Zeitliche Einordnung und Konzept des Zyklus

Zunächst zur zeitlichen Einordnung: Wann starteten Sie diesen Zyklus? Wie war der zeitliche Ablauf bis heute, und wie sieht der weitere Zeitplan aus?
Begonnen habe ich 2012 während meines Masterstudiums an der Zürcher Hochschule der Künste. Zunächst musste ich alle biografischen Bilder von mir, d.h. alle Fotos, auf denen ich zu sehen bin, sammeln und sortieren. Daraus ergaben sich dann mehrere Serien, weil mein Fotoarchiv sich aus unterschiedlichen Bildträgern zusammensetzt: Dias/Negativen, Fotoabzügen, Röntgenbildern und digitalen Fotografien.
In den ersten Jahren gab es wahnsinnig viel zu transformieren. Zwischendurch legte ich eine ein- bis zweijährige Pause ein. Ich arbeite also nicht kontinuierlich an diesem Projekt. Es ist eher so, dass ich über einen gewissen Zeitraum Bilder sammle und diese danach verwandle. Gerade befasse ich mich mit der zeitaufwändigen Transformation der – sehr vielen – digitalen Fotografien. Es tauchen aber immer wieder vereinzelt analoge Bilder auf, also Dias/Negative und Fotoabzüge, die dann ebenfalls verwandelt werden. Das ist ein stetiger Prozess, der nie abgeschlossen sein wird.
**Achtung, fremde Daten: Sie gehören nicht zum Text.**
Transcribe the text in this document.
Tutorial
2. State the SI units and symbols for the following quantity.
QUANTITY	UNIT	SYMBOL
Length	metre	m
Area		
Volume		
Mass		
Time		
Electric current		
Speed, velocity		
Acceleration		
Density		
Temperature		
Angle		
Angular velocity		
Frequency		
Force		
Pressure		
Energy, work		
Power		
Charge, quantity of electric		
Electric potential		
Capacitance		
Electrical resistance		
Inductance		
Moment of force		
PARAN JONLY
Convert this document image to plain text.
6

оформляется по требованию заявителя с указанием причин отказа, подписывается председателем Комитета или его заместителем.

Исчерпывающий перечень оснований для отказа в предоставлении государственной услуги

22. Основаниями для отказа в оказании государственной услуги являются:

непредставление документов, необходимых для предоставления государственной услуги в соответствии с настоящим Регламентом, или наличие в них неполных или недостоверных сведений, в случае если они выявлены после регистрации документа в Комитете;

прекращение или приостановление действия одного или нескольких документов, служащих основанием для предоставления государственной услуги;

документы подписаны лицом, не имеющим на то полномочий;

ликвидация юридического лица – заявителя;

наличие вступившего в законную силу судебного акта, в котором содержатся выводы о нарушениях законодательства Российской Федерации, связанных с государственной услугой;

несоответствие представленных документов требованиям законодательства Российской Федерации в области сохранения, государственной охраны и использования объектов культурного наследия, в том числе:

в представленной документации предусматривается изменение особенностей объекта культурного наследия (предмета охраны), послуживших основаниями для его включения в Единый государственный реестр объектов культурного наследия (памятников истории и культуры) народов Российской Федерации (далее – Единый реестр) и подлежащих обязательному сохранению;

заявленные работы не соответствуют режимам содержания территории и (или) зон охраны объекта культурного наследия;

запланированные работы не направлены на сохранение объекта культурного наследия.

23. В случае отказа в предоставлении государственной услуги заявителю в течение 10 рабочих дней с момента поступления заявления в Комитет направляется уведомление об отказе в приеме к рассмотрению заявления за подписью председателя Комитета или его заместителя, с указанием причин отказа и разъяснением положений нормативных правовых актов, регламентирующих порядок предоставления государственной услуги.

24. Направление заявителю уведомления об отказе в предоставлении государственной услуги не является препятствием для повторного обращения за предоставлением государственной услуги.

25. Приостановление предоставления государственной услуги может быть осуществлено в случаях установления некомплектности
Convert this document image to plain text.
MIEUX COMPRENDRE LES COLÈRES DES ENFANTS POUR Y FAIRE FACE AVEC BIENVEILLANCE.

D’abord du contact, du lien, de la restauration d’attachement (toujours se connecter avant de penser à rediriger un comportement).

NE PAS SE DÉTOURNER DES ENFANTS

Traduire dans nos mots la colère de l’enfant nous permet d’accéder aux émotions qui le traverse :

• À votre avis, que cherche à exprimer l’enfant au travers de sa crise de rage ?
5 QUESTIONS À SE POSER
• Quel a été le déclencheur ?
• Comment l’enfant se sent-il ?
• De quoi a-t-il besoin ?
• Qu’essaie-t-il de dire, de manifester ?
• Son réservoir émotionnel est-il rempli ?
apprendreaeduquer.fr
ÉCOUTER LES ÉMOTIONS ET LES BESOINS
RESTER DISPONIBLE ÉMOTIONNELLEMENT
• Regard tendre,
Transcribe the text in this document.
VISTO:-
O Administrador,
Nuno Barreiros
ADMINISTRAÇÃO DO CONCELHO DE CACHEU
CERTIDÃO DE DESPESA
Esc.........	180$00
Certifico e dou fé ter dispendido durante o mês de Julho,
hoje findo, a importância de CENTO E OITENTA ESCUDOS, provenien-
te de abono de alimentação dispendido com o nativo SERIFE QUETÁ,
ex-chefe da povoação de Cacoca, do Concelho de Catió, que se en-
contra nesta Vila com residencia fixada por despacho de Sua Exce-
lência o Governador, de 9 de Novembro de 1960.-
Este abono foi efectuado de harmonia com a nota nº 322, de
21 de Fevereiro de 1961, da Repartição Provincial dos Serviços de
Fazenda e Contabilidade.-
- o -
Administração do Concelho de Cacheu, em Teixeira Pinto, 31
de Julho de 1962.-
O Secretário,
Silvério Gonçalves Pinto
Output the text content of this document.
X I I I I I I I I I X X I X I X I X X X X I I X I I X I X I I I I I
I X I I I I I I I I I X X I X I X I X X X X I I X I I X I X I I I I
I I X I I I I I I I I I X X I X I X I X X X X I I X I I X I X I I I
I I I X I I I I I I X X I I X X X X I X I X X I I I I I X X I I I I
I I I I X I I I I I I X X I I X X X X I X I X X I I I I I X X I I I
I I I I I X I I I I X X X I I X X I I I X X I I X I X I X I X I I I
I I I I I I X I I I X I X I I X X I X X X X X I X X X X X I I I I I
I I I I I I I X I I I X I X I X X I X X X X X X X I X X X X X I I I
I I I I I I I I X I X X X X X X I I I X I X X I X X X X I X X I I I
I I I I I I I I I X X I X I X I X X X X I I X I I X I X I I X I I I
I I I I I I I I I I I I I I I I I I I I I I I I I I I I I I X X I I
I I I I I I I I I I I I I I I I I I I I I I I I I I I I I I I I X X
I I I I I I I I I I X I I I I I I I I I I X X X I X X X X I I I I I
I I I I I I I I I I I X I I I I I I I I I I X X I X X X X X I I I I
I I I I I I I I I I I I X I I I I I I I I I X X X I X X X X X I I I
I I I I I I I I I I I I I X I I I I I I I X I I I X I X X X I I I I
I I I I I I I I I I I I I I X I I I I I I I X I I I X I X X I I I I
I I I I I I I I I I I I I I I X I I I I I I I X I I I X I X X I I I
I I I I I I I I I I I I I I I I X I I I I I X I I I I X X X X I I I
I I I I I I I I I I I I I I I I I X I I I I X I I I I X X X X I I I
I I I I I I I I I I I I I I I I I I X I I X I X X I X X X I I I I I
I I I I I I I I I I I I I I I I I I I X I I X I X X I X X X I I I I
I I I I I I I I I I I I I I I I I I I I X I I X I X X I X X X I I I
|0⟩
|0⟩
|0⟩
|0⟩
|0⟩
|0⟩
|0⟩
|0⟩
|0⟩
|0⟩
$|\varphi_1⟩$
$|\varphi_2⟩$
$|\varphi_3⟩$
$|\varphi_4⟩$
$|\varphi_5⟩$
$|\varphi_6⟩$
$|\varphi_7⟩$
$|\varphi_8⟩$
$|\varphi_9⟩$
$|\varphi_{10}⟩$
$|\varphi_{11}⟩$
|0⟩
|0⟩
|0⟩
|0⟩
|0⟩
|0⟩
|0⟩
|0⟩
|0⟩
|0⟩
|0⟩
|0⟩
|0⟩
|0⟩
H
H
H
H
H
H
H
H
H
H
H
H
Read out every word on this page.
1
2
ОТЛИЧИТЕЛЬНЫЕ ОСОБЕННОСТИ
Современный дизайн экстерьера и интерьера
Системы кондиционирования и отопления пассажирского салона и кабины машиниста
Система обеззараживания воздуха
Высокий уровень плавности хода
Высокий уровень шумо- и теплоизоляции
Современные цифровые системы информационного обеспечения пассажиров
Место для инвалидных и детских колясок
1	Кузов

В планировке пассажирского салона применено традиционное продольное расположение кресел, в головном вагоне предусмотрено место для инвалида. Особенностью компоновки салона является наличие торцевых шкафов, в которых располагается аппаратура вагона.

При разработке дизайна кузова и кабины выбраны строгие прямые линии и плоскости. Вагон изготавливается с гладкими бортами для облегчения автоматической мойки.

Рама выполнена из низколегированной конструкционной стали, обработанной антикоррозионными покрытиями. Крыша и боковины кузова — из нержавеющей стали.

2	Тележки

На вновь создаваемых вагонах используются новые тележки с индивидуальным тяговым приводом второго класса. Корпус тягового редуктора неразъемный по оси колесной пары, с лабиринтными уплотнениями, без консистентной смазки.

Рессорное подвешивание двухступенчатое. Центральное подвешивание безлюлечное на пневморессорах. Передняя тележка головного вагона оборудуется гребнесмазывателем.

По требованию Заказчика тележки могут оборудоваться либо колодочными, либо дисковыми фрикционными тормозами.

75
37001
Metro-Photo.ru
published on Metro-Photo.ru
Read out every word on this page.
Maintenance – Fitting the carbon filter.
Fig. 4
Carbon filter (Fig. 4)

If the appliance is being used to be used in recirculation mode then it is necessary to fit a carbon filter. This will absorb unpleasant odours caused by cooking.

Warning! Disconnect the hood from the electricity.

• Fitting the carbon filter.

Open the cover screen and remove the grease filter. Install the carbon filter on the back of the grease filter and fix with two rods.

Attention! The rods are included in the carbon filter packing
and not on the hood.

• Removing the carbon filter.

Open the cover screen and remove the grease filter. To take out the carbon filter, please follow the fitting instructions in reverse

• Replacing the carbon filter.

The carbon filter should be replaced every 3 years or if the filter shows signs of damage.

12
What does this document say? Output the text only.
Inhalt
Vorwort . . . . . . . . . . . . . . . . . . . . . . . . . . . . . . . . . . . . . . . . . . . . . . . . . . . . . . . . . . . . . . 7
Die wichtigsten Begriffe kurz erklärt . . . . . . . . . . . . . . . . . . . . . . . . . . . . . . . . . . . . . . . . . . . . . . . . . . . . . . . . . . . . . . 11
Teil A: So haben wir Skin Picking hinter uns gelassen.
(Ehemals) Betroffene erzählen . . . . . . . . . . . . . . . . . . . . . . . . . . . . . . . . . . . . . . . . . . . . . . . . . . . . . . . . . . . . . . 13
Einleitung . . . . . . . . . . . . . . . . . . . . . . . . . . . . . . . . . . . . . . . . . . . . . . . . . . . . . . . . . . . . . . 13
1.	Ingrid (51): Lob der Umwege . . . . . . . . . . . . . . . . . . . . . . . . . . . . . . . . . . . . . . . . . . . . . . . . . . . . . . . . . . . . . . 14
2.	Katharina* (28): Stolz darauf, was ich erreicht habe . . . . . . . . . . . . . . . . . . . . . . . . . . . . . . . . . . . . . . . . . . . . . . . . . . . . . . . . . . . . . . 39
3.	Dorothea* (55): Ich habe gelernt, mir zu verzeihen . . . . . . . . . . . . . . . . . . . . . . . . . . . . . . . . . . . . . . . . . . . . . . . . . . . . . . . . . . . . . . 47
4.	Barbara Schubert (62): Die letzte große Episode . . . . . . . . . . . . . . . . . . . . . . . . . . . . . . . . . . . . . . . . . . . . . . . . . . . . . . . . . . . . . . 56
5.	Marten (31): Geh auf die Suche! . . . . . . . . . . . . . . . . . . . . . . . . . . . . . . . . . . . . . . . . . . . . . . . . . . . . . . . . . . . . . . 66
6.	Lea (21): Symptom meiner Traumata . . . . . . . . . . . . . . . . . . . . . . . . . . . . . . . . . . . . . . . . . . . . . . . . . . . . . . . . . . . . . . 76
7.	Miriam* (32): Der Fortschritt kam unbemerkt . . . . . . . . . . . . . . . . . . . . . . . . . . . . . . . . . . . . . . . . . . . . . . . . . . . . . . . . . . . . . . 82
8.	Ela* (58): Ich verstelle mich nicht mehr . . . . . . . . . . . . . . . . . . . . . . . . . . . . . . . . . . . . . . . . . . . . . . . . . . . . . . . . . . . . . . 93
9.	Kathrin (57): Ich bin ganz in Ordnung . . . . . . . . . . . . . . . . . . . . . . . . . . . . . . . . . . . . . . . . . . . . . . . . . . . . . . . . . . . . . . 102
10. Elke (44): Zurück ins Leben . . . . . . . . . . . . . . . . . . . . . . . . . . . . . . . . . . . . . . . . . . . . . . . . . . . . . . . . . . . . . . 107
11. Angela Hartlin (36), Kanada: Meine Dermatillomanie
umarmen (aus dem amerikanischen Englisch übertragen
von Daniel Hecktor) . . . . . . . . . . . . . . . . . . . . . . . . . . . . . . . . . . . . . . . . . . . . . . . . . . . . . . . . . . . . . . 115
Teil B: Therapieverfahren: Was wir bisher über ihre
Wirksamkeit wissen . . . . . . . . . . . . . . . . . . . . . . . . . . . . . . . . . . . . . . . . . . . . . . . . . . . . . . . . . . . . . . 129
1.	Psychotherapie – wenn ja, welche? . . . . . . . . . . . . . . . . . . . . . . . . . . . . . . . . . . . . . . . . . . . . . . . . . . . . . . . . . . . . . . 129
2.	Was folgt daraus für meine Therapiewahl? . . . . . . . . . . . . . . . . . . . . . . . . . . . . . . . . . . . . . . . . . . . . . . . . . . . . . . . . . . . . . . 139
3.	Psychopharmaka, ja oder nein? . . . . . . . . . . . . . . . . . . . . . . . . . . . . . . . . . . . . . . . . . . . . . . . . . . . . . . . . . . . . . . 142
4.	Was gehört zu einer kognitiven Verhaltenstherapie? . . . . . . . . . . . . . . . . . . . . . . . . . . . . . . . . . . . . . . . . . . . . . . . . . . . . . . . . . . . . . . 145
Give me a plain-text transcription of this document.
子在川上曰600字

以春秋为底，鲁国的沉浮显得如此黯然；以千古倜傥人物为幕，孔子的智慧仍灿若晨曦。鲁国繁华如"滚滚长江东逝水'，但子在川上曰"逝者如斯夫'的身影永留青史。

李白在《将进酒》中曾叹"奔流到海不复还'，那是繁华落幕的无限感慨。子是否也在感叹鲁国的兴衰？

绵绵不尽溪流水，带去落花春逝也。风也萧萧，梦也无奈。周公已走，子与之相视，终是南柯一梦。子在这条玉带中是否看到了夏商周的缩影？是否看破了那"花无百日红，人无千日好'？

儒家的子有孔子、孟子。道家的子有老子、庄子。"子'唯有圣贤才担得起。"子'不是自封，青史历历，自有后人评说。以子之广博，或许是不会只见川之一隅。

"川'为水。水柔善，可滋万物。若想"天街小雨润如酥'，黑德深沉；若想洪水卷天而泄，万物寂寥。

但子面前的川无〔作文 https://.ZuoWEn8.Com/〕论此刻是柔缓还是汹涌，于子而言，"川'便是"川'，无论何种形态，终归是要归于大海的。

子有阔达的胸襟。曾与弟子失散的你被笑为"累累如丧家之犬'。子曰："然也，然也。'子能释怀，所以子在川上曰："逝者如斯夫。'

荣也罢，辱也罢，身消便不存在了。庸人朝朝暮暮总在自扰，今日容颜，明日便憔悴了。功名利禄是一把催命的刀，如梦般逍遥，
Legen Sie bitte das Konzept des gesamten Zyklus Arché dar. Worum geht es?
Ich transformiere mein gesamtes persönliches Fotoarchiv. Das bedeutet, ich unterwerfe alle Dias, Negative, digitalen Fotografien, Röntgenbilder und fotografischen Abzüge, die mich in Lebenssituationen abbilden, jeweils spezifischen, für die einzelnen Bildträger entwickelten Verfahren. Mit den Bildträgern werden auch die in den verschiedenen Speichermedien angelegten Informationen verändert – die Informationsschicht ändert sich, während das Trägermaterial bestehen bleibt. Eben jene Ebene der visuellen Kodierung, die das Wahrheitsversprechen von Fotografien auszeichnet. Die Dias/Negative werden – wie in Transformationen detailliert beschrieben – mit einem Darmbakterium der Shewanella-Gruppe infiziert und dadurch verwandelt.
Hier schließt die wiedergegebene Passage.